Tengo un amigo que no se pregunta tantas cosas y, como es guapo, saca rendimiento del Tinder. Este verano ha ido a Nueva York y lo primero que hizo tan solo llegar fue conectarse y asegurarse compañía para unos días. Como es poco hablador, tiene una lista de frases que ha sacado de webs para ligar –la mayoría horteras y antiguas. A pesar de la pedagogía feminista, se ve que le funcionan bien. Yo siempre le digo que se busque novia pero es un espíritu científico y argumenta que cuando mira a sus amigos casados se le pasan las ganas de comprometerse.

Todo eso me ha venido a la cabeza pensando en el artículo de Diana López sobre el porno. Es verdad que la pornografía está de moda. El otro día un escritor contaba en una entrevista que se ha metido en la cama con hombres y transexuales solamente por el gusto de probar. Hace unos meses una lectora se me acercó mientras desayunaba en el Velódromo y me pidió por un modelo de consolador que menciono en un libro mío y que bautizo como el rompefamilias.

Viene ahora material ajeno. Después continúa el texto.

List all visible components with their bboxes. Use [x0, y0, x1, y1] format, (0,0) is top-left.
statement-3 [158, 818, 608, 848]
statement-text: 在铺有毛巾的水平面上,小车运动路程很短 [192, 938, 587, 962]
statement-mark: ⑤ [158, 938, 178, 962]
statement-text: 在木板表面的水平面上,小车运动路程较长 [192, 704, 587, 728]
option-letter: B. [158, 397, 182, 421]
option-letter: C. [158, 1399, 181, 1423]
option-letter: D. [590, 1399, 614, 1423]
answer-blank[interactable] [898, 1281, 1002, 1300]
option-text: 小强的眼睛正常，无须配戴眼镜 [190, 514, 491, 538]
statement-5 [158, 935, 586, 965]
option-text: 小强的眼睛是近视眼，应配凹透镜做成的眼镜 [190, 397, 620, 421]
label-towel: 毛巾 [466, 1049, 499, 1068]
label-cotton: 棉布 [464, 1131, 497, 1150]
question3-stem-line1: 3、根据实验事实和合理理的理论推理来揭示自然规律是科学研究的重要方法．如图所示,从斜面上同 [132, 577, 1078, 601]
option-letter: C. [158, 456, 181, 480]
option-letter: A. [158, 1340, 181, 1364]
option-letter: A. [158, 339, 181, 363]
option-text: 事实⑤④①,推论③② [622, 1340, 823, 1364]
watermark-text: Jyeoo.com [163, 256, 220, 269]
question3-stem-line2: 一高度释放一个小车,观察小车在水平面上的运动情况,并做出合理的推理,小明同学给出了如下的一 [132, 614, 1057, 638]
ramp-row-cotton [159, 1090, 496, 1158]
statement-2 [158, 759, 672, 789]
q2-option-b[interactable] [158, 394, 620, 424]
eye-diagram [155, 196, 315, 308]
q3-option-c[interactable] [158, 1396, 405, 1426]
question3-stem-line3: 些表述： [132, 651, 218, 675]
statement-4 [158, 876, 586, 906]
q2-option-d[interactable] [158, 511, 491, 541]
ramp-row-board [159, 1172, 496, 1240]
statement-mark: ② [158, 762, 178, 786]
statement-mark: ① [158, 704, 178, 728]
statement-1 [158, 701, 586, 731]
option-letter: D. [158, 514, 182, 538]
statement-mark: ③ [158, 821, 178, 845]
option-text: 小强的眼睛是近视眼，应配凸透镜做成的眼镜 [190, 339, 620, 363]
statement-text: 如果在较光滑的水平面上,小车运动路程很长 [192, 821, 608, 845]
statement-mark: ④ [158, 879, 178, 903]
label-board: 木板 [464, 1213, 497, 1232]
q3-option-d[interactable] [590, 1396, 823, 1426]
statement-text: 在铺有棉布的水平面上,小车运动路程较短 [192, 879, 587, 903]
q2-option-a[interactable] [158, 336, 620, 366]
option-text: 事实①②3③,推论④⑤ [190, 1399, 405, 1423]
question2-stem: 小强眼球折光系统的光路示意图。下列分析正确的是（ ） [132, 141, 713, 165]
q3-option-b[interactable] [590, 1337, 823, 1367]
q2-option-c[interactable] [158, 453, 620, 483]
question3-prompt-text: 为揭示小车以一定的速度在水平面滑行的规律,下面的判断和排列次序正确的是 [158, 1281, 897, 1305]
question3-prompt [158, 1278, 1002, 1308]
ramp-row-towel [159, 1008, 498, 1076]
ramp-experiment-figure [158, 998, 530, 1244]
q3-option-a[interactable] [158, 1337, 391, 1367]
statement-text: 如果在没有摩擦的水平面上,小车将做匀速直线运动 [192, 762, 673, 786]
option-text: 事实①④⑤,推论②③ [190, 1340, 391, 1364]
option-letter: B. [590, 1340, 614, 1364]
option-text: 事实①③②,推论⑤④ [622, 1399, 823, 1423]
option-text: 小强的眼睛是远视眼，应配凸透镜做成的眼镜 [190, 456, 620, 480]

Me recordó un día que estaba en casa de una amiga y su sobrino de 15 años cogió el portátil. ¿"Qué buscas"?, le pregunté todo inocente. "Un consolador", me respondió con aquella contundencia seca y hormonal que yo también gastaba a su edad. ¿"Para tu novia"?, insistí. "No, para una amiga; es su cumpleaños". Y el chico continuó abstraído buscando su regalo en una web de objetos sexuales suizos, de diseño.

La emergencia del porno está vinculada al hecho de que la mujer ha tenido que renunciar el monopolio del placer para poder liberarse y diversificar su vida. Cuando socializas un poder es natural que degenere y que a su alrededor se dispare la pedantería. Es lo mismo que pasa con los grupos de música cuando empieza a escucharles demasiada gente. O con las ideas políticas, cuando se convierten en movimientos de masa. El sexo está sobrevalorado y eso hace que se banalice y emerja con facilidad su parte vulgar y animalesca.

Cuando era pequeño, un niño se tiró por la ventana disfrazado con una capa roja después de ver la película de Superman. Años más tarde estrenaron Rambo y seguro que algún loco cogió la escopeta de cazar perdices para hacer una masacre. Con el porno pasa una cosa semejante. Hay muy aprendiz de superman y mucha carnicería.

Para que el sexo valga la pena hace falta amor o aquella fuerza explosiva de la juventud, que con la edad se va perdiendo. Si luego hay gente obsesiva que no distingue entre la realidad y la ficción o que necesita consumirse con épicas inútiles, es otro tema. Quizás vale más que se desahoguen en su habitación, o que queden entre ellos; antes se ahogaban con alcohol en las tabernas o montaban guerras persiguiendo utopías colectivas.

Es posible que la socialización del sexo haya bajado la calidad mediana de los coitos, y que, según contaba una noticia de este periódico, los jóvenes no follen tanto como se esperaba. Pero la pornografía también nos libera de algunas tiranías, utilizada con inteligencia. Por ejemplo conozco el caso de un hombre que, para evitar las tentaciones de hacerle el salto a su señora con una pillina del trabajo, se desahoga con su iPad 4G.